2. what is special about alpha = 2 as opposed to alpha = 1.5 or alpha = 3?

i am thinking something special is supposed to happen at alpha = 2 but can't notice anything different at all when i run my program. when i say can't notice anything different, with each of the three alphas i tried (1.5 , 2 and 3) 20 trials, produced varying values for the objective function. i was under the impression that for alpha = 2 i was supposed to get -800 all the time.

 

[member 553083]

At alpha = 2, the objective function is minimized when all the points are as far away from each other as possible. This is because at this value of alpha, the distances are squared, so the further apart the points are, the lower the value of the objective function will be.

 

[thepatientmental]

1. The constraints in this problem will affect the distribution of points on the surface of the sphere. The constraint gradients, which represent the rate of change of the constraints with respect to the variables, will determine the direction in which the points can move on the sphere. For example, if the constraint gradient for x_1^2+x_2^2+x_3^2=1 is positive, it means that increasing the value of x_1 will also increase the value of x_2 and x_3 in order to satisfy the constraint. This will result in the points being distributed more towards the positive x_1 direction on the sphere. Similarly, if the constraint gradient is negative, the points will be distributed more towards the negative x_1 direction. The curvature of the constraints will also play a role in determining the shape of the distribution of points on the sphere.
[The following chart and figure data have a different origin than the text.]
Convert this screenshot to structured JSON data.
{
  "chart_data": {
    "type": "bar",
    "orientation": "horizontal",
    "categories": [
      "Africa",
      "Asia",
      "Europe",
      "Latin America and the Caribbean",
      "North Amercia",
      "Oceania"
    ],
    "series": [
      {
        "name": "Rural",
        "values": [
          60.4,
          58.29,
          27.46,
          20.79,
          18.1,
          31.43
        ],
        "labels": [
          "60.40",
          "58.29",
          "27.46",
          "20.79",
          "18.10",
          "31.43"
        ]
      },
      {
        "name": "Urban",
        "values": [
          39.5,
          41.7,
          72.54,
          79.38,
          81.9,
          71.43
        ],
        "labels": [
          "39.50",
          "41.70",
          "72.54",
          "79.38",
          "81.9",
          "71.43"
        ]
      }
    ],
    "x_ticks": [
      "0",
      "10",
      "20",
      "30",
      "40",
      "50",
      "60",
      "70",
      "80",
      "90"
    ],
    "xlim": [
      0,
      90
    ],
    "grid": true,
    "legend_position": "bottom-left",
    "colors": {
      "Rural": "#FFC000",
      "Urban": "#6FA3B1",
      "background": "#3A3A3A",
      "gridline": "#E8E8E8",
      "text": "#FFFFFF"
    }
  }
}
2. When alpha = 2, the objective function has a special property known as scale invariance. This means that if all the points on the sphere are scaled by a constant factor, the value of the objective function will remain the same. This is not the case for other values of alpha, such as 1.5 or 3, where scaling the points will result in a different value for the objective function. This property of scale invariance makes the optimization problem simpler and easier to solve for alpha = 2. Additionally, when alpha = 2, the objective function can be expressed as the negative of the sum of squared distances between the points, which has a well-known minimum at the center of the sphere. This is why you may have been expecting to get -800 as the optimal value for your objective function in your trials. However, this may not always be the case and the optimal value may vary depending on the initial distribution of points and the constraints.